- West Albany Location of the community of West Albany within West Albany Township, Wabasha County West Albany West Albany (the United States)
- Coordinates: 44°18′05″N 92°17′08″W﻿ / ﻿44.30139°N 92.28556°W
- Country: United States
- State: Minnesota
- County: Wabasha County
- Township: West Albany Township
- Elevation: 820 ft (250 m)
- Time zone: UTC-6 (Central (CST))
- • Summer (DST): UTC-5 (CDT)
- ZIP code: 55041 and 55957
- Area code: 507
- GNIS feature ID: 655003

= West Albany, Minnesota =

Unincorporated community in Minnesota, United States

West Albany is an unincorporated community in West Albany Township, Wabasha County, Minnesota, United States.

==Geography==
The community is located between Zumbro Falls and Wabasha along State Highway 60 (MN 60) near the intersection with 310th Avenue.
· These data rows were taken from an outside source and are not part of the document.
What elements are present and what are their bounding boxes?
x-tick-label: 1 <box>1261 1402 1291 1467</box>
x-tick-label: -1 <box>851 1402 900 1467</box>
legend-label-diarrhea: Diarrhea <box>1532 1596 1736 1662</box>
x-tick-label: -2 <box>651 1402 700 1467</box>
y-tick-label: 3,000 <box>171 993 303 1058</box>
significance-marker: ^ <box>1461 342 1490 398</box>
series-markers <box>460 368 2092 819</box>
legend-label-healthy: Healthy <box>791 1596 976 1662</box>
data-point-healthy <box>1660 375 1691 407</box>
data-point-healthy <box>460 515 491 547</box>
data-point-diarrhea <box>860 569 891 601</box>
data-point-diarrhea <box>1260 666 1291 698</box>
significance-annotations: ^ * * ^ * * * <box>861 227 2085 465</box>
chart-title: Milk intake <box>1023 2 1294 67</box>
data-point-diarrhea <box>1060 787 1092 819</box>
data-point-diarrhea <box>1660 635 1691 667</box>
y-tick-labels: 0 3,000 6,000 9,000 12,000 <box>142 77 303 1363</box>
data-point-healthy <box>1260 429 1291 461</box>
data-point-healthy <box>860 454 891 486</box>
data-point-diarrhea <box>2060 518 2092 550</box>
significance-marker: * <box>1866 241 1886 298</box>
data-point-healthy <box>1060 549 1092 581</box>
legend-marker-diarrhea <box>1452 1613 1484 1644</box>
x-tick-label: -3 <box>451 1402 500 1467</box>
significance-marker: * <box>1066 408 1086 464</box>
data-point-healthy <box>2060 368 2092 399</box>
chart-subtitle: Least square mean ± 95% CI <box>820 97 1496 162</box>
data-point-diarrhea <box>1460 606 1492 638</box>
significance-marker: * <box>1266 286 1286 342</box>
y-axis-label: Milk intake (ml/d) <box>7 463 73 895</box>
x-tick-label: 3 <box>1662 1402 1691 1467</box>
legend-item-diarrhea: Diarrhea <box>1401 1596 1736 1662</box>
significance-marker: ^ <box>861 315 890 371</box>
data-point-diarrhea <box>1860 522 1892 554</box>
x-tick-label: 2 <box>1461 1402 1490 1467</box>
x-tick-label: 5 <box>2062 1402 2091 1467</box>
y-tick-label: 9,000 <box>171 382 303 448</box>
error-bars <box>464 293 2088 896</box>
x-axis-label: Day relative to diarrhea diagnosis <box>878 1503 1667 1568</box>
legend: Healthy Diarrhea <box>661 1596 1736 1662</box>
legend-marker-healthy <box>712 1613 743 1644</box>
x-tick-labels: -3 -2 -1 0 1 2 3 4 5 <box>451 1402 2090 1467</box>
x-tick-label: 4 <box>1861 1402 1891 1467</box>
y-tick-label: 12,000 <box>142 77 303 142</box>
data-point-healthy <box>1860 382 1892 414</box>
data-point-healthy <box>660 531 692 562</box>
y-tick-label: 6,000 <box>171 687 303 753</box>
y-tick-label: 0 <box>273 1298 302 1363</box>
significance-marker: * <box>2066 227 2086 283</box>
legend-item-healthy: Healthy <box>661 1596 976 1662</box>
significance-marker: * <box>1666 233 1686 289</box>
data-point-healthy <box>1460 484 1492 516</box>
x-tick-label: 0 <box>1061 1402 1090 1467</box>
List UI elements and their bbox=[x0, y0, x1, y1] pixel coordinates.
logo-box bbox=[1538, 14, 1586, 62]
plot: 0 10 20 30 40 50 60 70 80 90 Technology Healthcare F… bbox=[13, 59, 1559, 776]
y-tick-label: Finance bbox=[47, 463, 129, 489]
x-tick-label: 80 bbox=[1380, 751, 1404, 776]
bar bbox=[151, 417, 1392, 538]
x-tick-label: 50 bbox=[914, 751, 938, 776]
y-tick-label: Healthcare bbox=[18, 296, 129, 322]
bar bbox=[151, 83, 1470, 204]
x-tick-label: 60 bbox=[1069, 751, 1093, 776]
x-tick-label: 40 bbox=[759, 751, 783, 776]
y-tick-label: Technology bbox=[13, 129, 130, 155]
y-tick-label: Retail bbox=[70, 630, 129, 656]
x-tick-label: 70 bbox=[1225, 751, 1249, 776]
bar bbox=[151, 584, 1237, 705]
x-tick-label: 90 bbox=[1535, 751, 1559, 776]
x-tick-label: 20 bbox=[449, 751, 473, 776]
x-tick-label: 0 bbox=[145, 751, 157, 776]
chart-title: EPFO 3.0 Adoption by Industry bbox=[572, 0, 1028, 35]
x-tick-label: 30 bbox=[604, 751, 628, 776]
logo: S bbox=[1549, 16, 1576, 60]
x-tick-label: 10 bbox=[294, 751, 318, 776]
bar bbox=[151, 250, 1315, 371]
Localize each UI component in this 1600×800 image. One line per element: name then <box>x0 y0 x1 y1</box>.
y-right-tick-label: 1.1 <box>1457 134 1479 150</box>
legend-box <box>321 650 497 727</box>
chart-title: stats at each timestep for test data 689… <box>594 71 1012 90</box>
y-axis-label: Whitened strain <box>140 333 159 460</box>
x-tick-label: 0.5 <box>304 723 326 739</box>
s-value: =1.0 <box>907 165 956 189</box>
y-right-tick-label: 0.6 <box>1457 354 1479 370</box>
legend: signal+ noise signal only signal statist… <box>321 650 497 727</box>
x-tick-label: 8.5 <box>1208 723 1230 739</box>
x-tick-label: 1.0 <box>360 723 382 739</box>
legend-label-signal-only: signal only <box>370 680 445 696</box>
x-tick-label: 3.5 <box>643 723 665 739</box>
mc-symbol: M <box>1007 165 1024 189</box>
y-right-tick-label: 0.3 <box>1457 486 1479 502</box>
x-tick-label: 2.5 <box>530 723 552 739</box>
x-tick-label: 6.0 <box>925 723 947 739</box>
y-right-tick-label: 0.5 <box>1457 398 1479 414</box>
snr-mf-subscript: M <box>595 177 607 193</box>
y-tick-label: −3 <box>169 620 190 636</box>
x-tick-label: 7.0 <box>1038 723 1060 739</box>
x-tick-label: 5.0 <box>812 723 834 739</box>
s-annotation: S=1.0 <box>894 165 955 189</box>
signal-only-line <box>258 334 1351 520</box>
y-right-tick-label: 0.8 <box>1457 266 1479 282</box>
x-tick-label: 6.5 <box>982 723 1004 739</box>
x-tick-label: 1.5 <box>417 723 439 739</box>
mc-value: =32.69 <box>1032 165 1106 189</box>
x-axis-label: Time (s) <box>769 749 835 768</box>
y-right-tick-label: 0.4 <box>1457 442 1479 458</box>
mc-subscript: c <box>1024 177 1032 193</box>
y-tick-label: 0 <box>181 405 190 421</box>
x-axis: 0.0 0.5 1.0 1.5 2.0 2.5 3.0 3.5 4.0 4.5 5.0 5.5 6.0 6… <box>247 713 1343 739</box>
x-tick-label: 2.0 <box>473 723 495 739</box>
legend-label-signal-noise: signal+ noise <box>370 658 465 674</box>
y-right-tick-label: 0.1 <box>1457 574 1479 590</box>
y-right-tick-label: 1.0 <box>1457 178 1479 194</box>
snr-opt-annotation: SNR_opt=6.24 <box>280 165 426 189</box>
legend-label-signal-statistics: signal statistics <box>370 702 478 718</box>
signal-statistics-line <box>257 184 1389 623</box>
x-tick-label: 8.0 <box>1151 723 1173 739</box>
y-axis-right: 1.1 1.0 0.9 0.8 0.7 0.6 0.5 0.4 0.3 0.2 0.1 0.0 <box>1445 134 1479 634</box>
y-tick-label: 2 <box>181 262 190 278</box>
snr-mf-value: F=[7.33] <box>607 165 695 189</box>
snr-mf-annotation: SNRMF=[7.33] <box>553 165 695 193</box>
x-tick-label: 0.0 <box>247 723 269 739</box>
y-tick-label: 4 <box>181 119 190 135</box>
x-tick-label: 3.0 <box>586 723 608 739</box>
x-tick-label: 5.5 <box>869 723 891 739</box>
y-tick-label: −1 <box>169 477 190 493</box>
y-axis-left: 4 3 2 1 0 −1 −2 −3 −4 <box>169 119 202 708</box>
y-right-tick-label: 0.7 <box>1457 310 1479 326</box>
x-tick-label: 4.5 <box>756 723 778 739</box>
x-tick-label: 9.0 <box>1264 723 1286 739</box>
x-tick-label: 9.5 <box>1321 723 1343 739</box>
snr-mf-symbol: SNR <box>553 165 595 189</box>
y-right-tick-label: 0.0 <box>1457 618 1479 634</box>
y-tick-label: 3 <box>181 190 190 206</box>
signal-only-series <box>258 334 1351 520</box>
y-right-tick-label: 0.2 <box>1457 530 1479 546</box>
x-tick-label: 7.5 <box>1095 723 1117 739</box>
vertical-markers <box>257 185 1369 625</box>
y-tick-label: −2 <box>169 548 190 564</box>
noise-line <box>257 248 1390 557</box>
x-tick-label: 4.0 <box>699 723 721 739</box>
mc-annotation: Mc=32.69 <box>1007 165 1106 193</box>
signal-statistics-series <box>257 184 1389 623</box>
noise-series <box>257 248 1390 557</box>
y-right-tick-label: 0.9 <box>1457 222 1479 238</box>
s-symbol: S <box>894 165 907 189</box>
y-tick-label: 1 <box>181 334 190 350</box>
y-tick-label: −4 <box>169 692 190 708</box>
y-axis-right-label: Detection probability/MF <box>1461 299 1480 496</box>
Spring Creek and West Albany Creek meet at West Albany. The Zumbro River is nearby. Nearby places include Millville, Lake City, Zumbro Falls, Theilman, and Wabasha.

==History==
West Albany was platted in 1857, and named after Albany, New York, the native home of a large share of the first settlers. A post office called West Albany was established in 1857, and remained in operation until 1881.